La platea dei lavoratori dipendenti in Italia si assottiglia e dopo una discreta crescita fino al 2008, nei due anni successivi c’è stata una pesante inversione di rotta
INversione cnusata dalla crisi, che ha ristretto la categoria a quota 11,6 milioni. A subire l’emorragia di posti, secondo l’elaborazione del Centro studi Datagiovani sugli ultimi dati Inps, sono gli under 35 che rispetto al 2006 sono diminuiti del 12,6%, passando da 4,6 milioni agli attuali quattro. E a livello territoriale è al Nord che si registrano le flessioni peggiori. «La perdita è dell’1,5% nel Nord Ovest e dello 0,7% nel Nord Est dal 2006 al 2010 – spiega Michele Pasqualotto, ricercatore di Datagiovani – mentre nel Centro e nel Mezzogiorno ci sono fragili segnali positivi. Tutta colpa degli ultimi due anni, e in particolare del passaggio dal 2009 al 2010, in cui la flessione è stata del 4,7% in Italia, con una punta del 6% al Sud».
La dinamica regionale
Le regioni che nel 2010 assorbono la maggiore forza lavoro dipendente d’Italia sono la Lombardia (22%), il Veneto (10,4%), il Lazio (9,5%) e l’Emilia Romagna (9,3%). A subire di più il calo di dipendenti rispetto a cinque anni fa è il Piemonte (-3,9%), seguito dalle Marche (-3,6%) e da Friuli Venezia Giulia e Basilicata (3,4%). In controtendenza Puglia (+5,2%), Trentino Alto Adige (+3,3%) e Lazio (+3,2%).
Nell’ultimo anno invece tutte le regioni evidenziano dei segni negativi, i più pesanti in Calabria (-10,7%), Molise (-7,3%), Sicilia e Sardegna (poco meno del 7 per cento).
I giovani
Nell’ultimo quinquennio la struttura dell’occupazione dipendente è cambiata. Se nel 2006 i dipendenti under 35 rappresentavano quasi il 40% del totale, ora sono scesi a poco più di un terzo.
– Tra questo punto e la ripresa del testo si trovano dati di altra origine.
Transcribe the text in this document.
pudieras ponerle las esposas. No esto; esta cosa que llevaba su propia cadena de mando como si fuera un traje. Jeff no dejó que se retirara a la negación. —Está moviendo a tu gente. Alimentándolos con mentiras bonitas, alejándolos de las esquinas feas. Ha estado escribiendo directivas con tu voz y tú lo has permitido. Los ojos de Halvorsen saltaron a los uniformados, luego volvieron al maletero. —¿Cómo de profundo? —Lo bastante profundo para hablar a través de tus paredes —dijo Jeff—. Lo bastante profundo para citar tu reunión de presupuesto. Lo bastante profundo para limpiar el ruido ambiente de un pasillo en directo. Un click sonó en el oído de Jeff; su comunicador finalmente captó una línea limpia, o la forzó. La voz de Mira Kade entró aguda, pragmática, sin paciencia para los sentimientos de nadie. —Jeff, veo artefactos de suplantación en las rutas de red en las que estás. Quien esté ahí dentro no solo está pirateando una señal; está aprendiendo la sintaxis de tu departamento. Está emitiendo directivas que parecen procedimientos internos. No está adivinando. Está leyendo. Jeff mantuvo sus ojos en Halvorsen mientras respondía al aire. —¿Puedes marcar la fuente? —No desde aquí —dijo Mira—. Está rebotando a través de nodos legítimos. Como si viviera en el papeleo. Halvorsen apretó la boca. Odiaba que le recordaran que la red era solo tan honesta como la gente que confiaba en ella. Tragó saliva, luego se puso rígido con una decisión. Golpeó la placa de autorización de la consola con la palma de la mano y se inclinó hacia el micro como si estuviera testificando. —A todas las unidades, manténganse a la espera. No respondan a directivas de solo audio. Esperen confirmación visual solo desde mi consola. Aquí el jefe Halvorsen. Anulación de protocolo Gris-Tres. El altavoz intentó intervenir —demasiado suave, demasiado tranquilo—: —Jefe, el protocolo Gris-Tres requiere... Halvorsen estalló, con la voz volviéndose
Inoltre, è cresciuta la componente dei giovani con meno di 25 anni tra i lavoratori a tempo determinato, mentre è franata di oltre 5 punti percentuali l’incidenza dei giovani sui dipendenti a tempo indeterminato totali.
«Sul calo dei giovani pesano fenomeni diversi – commenta Pasqualotto – come l’invecchiamento della popolazione e l’aumento dell’inattività: per questo la flessione non si può ricondurre in modo totale a una perdita di posti, ma è certo che il mercato del lavoro dipendente per i giovani, dopo una crescita fino al 2008 e una brusca frenata nel 2009 e 2010, sia sostanzialmente bloccato, e retrocesso a livelli inferiori rispetto a cinque anni fa». La conferma si legge nei numeri: le aree in cui queste tendenze sono più ampie sono quelle del Nord Italia, pesantemente colpite dalla crisi occupazionale, con Friuli Venezia Giulia (-19,7%), Piemonte (-18,2%) ed Emilia Romagna (-16,5%) a registrare i segni più pesanti. «La vera eccezione – puntualizza Pasqualotto – è il Trentino Alto Adige, dove l’occupazione dipendente nel complesso è addirittura aumentata». La situazione è meno negativa se si guarda al Sud, dove la contrazione dei giovani è stata del 5,7% nel quinquennio, con i dipendenti totali in crescita di quasi un punto percentuale.
Doppio passo per le donne
Nel 2010 le donne dipendenti sono poco meno di 4 milioni e 700 mila, vale a dire che 4 dipendenti su 10 sono di genere femminile. Rispetto al 2006 sono aumentate dell’1,8%, quindi in controtendenza rispetto al dato generale, ma nell’ultimo anno soffrono di più, con una perdita del 5,5%, superiore a quella dei dipendenti complessivi.
«Probabilmente ciò è da imputare anche al fatto che tra le donne la componente di lavoro a tempo determinato è superiore dell’1,5% rispetto alla media generale – ipotizza Pasqualotto – e dunque le espone maggiormente al rischio di cessazione di rapporti di lavoro in situazione di crisi».
In generale, le dipendenti sono più presenti al Nord e al Centro, con incidenza vicine o superiori al 42% dei lavoratori complessivi, per scendere al 34% al Meridione. Ma è al Sud che hanno più contratti a tempo determinato: da un lato dunque hanno beneficiato di una maggiore crescita rispetto al 2006 (+5,2%), ma dall’altro hanno subito di più la flessione dell’ultimo anno (-7,3 per cento).